Arguably the biggest villain in this scenario is not our solitary tourist but tech giants such as Airbnb. Such platforms encourage financiers to scoop up property and set it up for holiday letting, eliminating rental options entirely.
‘Plague of locusts’
For all the simmering antipathy, there isn’t a consensus that these trends are wholly negative.
Many pundits are beguiled by the prospect of ever-increasing raw figures flowing into any given economy. Consider The Economist’s rebuttal in November, insisting “that noisy protesters in European cities are only a small minority”.
It wrote: “To take advantage of the economic opportunities tourism offers, cities blessed with visitors might want to avoid putting up barriers, and instead enhance their readiness to welcome travellers.”

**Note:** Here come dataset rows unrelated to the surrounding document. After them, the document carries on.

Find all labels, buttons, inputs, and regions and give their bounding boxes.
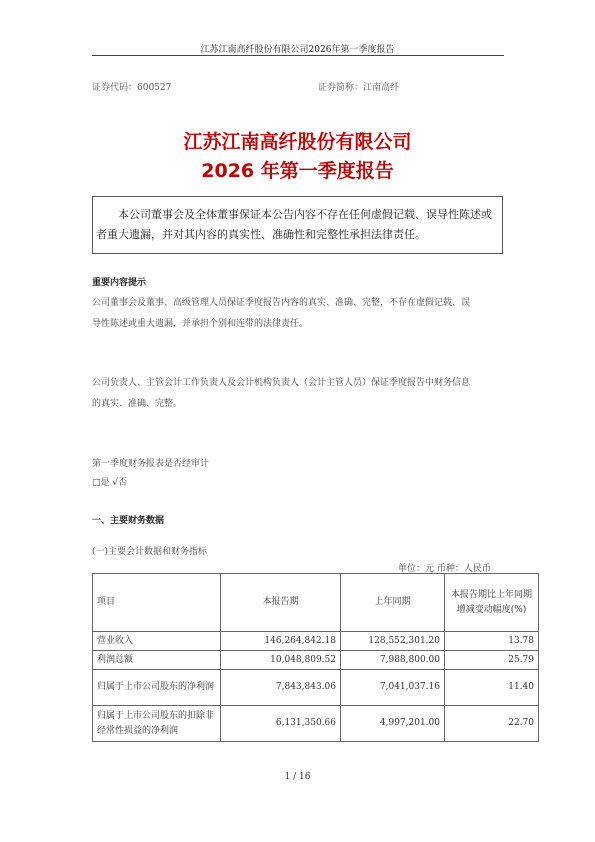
notice-text	[92, 205, 503, 245]
current-value: 6,131,350.66	[221, 706, 341, 742]
financial-data-table	[92, 573, 539, 742]
row-label: 归属于上市公司股东的扣除非经常性损益的净利润	[93, 706, 221, 742]
prior-value: 4,997,201.00	[341, 706, 445, 742]
change-value: 22.70	[445, 706, 539, 742]
header-divider	[92, 55, 504, 56]
notice-line-2: 者重大遗漏，并对其内容的真实性、准确性和完整性承担法律责任。	[96, 228, 426, 241]
current-value: 7,843,843.06	[221, 670, 341, 706]
table-header-row	[93, 574, 539, 632]
prior-value: 7,988,800.00	[341, 651, 445, 670]
financial-statement-line-2: 的真实、准确、完整。	[92, 399, 183, 409]
row-label: 归属于上市公司股东的净利润	[93, 670, 221, 706]
current-value: 10,048,809.52	[221, 651, 341, 670]
section-main-financial-data: 一、主要财务数据	[92, 516, 165, 526]
change-value: 13.78	[445, 632, 539, 651]
header-prior-period: 上年同期	[341, 574, 445, 632]
table-row	[93, 706, 539, 742]
notice-line-1: 本公司董事会及全体董事保证本公告内容不存在任何虚假记载、误导性陈述或	[118, 208, 492, 221]
table-row	[93, 632, 539, 651]
report-title: 2026 年第一季度报告	[201, 160, 394, 182]
subsection-accounting-data: (一)主要会计数据和财务指标	[92, 547, 208, 557]
prior-value: 7,041,037.16	[341, 670, 445, 706]
financial-officers-statement	[92, 373, 504, 415]
directors-statement-line-1: 公司董事会及董事、高级管理人员保证季度报告内容的真实、准确、完整，不存在虚假记载、误	[92, 298, 471, 308]
company-title: 江苏江南高纤股份有限公司	[183, 131, 412, 153]
row-label: 利润总额	[93, 651, 221, 670]
running-header: 江苏江南高纤股份有限公司2026年第一季度报告	[200, 45, 395, 55]
audit-question: 第一季度财务报表是否经审计	[92, 459, 210, 469]
current-value: 146,264,842.18	[221, 632, 341, 651]
important-heading: 重要内容提示	[92, 278, 147, 288]
directors-statement-line-2: 导性陈述或重大遗漏，并承担个别和连带的法律责任。	[92, 319, 309, 329]
header-change-pct: 本报告期比上年同期增减变动幅度(%)	[445, 574, 539, 632]
change-value: 11.40	[445, 670, 539, 706]
stock-abbreviation: 证券简称：江南高纤	[318, 83, 400, 93]
table-row	[93, 670, 539, 706]
audit-answer: □是 √否	[92, 478, 128, 488]
page-number: 1 / 16	[284, 772, 311, 782]
prior-value: 128,552,301.20	[341, 632, 445, 651]
change-value: 25.79	[445, 651, 539, 670]
directors-statement	[92, 293, 504, 335]
table-row	[93, 651, 539, 670]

The momentum, however, is carrying the continent in the opposite direction.
From a proposed fee to see Rome’s Trevi Fountain, to Amsterdam’s imminent move to redirect cruise ships away from its centre in an attempt to — as one local politician phrased it — limit the “plague of locusts” swarming into the city, tourist-mitigating policies are very real and are talking points that will probably only louden.
It’s not only Europe. Hawaii — the archetypal tourist destination — received prominent mainstream media attention last year for the disquiet brewing among many locals who must contend with 10 million visitors every year.
The Pacific island state has always relied on its substantial income from tourism — but is there a dollar too far?
That question is being asked more and more in our globalised zeitgeist. It’s only a matter of time until we get an answer.